7-4. C-E System Deactivation

a. The following establishes guidelines for commanders when closing down a system. The primary objective is to insure that everyone involved is properly notified of closure time, procedures, actions, and directions to follow before, during, and after the closure. There are two methods of notification: normal chain of command channels and technical control channels.

b. Overall responsibility for closure rests upon the commander of the system. He delegates this responsibility downward, through both the chain of command and the technical control channels (C-EMS), to rest finally with the CSCE and CNCE's directly involved in the deactivation of the system.

c. The closing of a C-E system, or any portion of it, is a control procedure and requires close coordination between all elements of that system. Past experience shows that the process of closing a C-E system can vary from a smooth operation to a gigantic "snafu." The experience level of the personnel controlling and operating the systems is a critical element; and because experience varies from person to person, a precise method of control is required.

d. Closure orders which include the activities involved, closure times, and actions to be followed after the closure are sent to the CSCE and CNCE's.

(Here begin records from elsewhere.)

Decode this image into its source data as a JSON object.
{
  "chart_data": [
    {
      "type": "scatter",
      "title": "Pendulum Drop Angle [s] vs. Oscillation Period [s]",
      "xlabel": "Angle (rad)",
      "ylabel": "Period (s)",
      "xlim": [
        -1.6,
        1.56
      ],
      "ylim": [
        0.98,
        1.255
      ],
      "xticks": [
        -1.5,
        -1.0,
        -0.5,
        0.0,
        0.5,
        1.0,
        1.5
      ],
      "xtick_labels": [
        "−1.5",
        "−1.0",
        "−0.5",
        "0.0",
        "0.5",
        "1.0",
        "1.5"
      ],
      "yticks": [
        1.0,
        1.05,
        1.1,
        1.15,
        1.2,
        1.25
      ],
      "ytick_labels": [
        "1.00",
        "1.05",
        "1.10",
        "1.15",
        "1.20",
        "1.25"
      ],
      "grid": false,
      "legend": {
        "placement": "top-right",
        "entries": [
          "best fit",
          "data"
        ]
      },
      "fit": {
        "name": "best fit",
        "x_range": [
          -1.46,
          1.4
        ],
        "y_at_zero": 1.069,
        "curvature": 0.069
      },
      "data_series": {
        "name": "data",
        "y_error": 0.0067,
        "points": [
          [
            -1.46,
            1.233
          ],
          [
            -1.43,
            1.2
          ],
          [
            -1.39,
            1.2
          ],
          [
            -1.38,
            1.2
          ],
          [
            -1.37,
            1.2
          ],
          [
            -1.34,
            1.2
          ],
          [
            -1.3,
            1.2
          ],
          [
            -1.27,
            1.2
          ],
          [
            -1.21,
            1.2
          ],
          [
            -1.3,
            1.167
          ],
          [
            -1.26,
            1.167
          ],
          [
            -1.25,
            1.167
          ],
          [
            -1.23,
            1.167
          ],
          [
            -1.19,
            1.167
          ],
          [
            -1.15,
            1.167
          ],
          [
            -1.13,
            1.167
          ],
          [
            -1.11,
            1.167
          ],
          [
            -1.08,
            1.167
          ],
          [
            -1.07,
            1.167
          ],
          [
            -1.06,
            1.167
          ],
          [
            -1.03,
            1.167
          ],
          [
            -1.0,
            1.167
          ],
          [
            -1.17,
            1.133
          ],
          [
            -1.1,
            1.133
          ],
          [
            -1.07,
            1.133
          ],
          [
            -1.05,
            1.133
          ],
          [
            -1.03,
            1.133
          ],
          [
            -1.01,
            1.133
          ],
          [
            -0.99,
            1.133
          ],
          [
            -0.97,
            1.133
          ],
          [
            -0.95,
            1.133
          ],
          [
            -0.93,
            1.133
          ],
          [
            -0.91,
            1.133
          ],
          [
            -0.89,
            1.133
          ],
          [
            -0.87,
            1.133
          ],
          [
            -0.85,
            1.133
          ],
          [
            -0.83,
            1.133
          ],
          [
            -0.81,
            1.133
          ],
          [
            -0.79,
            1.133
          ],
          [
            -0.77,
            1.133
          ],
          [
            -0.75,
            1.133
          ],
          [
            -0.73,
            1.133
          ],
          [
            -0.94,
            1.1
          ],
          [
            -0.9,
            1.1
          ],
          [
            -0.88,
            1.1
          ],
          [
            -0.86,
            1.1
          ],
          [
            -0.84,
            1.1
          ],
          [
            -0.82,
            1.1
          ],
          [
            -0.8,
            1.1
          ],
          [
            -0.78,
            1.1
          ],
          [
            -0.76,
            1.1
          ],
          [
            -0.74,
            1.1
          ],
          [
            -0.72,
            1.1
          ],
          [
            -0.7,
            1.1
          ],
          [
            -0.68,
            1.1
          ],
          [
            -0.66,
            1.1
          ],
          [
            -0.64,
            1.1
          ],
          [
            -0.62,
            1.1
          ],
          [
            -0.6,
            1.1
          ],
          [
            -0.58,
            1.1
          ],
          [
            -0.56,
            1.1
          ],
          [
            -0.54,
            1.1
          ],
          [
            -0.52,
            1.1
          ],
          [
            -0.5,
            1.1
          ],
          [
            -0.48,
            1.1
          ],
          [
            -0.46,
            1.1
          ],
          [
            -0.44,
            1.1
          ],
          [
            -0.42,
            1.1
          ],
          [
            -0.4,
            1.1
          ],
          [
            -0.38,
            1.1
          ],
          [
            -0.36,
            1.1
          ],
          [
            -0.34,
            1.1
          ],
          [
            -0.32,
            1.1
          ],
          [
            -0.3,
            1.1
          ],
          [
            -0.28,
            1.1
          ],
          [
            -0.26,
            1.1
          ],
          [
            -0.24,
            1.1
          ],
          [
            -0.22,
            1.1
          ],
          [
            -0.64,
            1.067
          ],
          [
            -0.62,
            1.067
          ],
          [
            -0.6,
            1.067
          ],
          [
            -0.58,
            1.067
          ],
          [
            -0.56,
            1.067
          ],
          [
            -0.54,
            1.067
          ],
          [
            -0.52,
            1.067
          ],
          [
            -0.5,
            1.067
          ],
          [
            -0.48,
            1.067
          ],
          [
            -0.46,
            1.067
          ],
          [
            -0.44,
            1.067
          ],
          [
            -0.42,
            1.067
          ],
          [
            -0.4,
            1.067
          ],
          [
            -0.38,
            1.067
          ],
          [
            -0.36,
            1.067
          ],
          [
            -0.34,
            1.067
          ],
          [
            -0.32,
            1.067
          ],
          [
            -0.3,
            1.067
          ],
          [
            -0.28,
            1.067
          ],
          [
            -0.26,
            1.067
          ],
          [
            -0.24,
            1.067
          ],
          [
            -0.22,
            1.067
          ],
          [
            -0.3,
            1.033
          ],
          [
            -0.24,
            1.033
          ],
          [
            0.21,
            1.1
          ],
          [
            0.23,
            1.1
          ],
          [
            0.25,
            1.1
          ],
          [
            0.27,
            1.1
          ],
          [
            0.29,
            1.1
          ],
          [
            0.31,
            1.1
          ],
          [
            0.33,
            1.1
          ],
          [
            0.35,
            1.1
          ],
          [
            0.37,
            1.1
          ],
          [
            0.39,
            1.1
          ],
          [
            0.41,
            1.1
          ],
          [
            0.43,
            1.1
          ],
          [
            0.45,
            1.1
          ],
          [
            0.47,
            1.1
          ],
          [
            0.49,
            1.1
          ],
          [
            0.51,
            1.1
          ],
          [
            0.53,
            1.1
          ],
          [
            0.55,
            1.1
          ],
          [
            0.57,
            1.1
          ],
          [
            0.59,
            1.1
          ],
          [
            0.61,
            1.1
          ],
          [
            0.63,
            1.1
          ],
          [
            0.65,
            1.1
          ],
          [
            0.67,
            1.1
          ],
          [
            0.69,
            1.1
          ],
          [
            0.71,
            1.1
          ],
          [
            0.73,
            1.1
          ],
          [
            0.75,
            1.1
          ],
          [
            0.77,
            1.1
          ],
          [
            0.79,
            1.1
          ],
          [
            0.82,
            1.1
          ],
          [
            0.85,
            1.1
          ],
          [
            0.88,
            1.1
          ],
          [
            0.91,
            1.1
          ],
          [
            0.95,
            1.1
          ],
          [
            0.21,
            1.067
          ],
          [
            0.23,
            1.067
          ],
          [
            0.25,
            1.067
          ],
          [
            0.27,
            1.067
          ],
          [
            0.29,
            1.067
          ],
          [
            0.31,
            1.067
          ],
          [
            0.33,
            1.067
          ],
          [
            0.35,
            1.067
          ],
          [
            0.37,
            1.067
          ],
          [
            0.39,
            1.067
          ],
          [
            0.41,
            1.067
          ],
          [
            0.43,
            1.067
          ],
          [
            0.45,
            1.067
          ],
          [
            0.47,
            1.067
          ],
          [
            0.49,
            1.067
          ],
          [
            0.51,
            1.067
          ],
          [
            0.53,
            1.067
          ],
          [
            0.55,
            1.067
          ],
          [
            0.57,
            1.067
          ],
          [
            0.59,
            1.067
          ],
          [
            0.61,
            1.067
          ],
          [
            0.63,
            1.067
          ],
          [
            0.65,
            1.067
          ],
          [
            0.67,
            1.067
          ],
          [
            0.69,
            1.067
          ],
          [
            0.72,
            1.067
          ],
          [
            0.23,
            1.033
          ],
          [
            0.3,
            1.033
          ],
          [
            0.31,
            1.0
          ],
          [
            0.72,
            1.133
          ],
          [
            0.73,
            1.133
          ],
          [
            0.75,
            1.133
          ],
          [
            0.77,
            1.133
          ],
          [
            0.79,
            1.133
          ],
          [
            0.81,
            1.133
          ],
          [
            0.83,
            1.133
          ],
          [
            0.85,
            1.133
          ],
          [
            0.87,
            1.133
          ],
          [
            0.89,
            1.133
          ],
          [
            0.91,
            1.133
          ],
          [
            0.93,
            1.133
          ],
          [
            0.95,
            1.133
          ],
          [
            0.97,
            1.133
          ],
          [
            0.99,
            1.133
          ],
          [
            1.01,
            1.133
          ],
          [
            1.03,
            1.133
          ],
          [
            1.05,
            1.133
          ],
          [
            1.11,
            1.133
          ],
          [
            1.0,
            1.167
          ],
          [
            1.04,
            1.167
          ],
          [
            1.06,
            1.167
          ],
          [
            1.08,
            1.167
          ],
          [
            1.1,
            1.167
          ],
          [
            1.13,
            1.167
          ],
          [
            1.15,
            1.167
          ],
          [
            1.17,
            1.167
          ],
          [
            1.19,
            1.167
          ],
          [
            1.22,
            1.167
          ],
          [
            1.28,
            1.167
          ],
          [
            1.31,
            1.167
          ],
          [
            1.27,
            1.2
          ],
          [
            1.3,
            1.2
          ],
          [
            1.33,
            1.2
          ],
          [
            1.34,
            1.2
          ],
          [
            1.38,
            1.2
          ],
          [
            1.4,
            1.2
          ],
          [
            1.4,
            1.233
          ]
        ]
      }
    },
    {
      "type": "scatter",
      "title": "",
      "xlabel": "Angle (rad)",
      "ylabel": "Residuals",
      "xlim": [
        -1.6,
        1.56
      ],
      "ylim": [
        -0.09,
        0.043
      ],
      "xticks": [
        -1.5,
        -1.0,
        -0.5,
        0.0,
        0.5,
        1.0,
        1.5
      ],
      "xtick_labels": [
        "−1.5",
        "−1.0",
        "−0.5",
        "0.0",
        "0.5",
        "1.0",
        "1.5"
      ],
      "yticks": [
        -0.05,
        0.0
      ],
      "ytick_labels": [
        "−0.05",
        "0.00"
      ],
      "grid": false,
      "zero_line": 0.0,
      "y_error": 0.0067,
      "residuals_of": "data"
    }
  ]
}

Both command and technical control channels are used to insure that everyone involved "gets the message."

SECURITY NOTE: All orders or instructions relative to closing down the C-E system must be authenticated according to instructions provided by the CEOI. This requirement applies regardless of how the instructions or orders are issued.

e. The CSCE, acting through the controlling CNCE, directs and supervises the closing of the system. The CNCE, in turn, notifies all subscribers of the closure time. Normal chains of command, engineering orderwire, and other engineering channels are used to notify all systems, relays, and subscribers, including users of "strap-through" and "dedicated" (sole-user) circuits.

f. When closure time occurs, the CSCE/CNCE's direct subordinate units to terminate subscriber service. The CNCE verifies termination of all subscriber service and notifies the CSCE. The activation/deactivation reports may be used to conclude this action; if the situation permits or warrants it, however, verbal notification will suffice.

g. After the CSCE receives verification of subscriber termination, the CSCE notifies the controlling CNCE to begin closing down the trunking system. The CNCE then directs operating personnel of the terminal equipment (carrier, multiplex, or radio) to notify all relays and terminals in the system to close down. Each one closes, in turn, beginning with the most distant point, thus assuring that all units in the system are notified of the action to close and, in fact, do close.

h. After receiving verification that the entire system has closed, the CNCE files an activation/deactivation report with the CSCE and then closes down. The CSCE, at this point, records the time of closure and reports to higher headquarters that the system is closed, and any communication required is over single channel radio nets.